Il a également attiré l’attention sur l’utilisation des « open date », des informations mises à disposition de tout public qui nécessitent la même protection. Sa conclusion : « Les villes intelligentes représentent une opportunité unique d’améliorer la vie des citoyens. Pour autant, elles nécessitent de protéger les données personnelles pour évider des dommages collatéraux qui, dans certains cas, peuvent dépasser les avantages procurés. »

Du côté juridique

« Les technologies avancent souvent plus vite que le droit », a souligné Philippe Mouron, maître de conférences à l’université d’Aix-en-Provence et vice-président de la RPISE. Les smart cities sont porteuses de beaucoup de promesses, d’avantages, de services, etc., mais posent des problèmes juridiques qui ne sont pas nouveaux. Après les objets connectés, le big data, le cloud dont la sécurité peut être mise en doute, le droit prend une dimension nouvelle avec les smart cities qui créent « une abolition de la frontière entre vie privée et vie publique car, finalement, tout pourra être capté : le moindre pas que nous ferons dans la rue, nos achats, les transports empruntés, les déchets jetés, etc. Fini le relatif anonymat dont nous bénéficions autrefois », a poursuivi Philippe Mouron. Quid du traitement des données ? Société commerciale ? Pouvoirs publics ? Pour en faire quoi ? Quelle responsabilité ? De quelle manière pourra-t-on donner son consentement à la collecte de ses données ? Un consentement qui est impossible car la smart city est conçue pour être instantanée. Il a conclu : « Aucun des piliers de la protection des données ne résiste au big data ». A bon entendeur !

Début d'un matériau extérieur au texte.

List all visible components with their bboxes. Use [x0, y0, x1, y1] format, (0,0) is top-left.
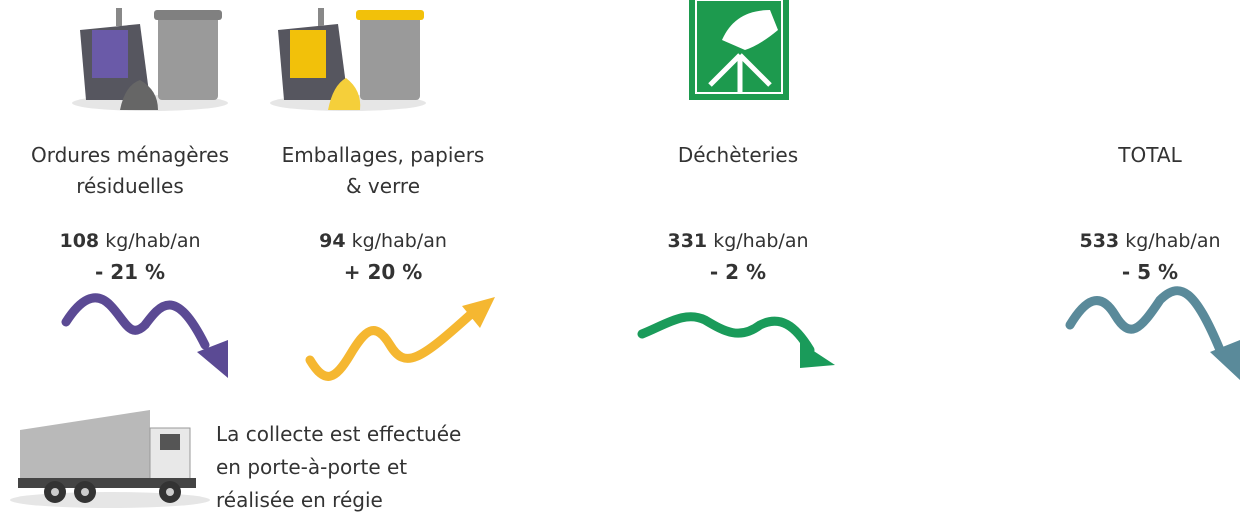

Les promesses du machine learning

Virginie Galindo, experte en technologie et innovation chez Gemalto, a abordé la disruption technologique, mettant surtout l’accent sur le machine learning****, une sous-catégorie de l’intelligence artificielle, qui permet de faire une analyse prédictive à partir de données du passé. Et donc de chercher ou d’affiner des corrélations afin de faire des recommandations en situation. La donnée est le point essentiel car il en faut beaucoup pour obtenir un échantillon de grande qualité. Des majors comme Google utilisent largement ce procédé pour faire des propositions liées à une recherche (hôtel, objet, livres, etc.) de l’utilisateur. On le retrouve aussi sur des sites marchands proposant des chats, le conseiller humain ne prenant la main que par la suite. Le nombre d’applications est impressionnant. Selon elle, les avocats pourraient même rendre une recommandation sur la fin d’un conflit ou d’un procès grâce à un logiciel qui pourrait comprendre toutes les jurisprudences.

* HEC Alumni est le réseau des 56 000 diplômés des formations d’HEC Paris (Ecole des Hautes études commerciales de Paris), dont 8 000 (de 107 nationalités) vivent hors de France.
** Compagnie nationale des experts de justice en informatique et techniques associées.
*** Le CEPD est une autorité de contrôle indépendante, qui veille à ce que les institutions et organes de l’Union européenne respectent leurs obligations en matière de protection des données.
**** En français, apprentissage automatique.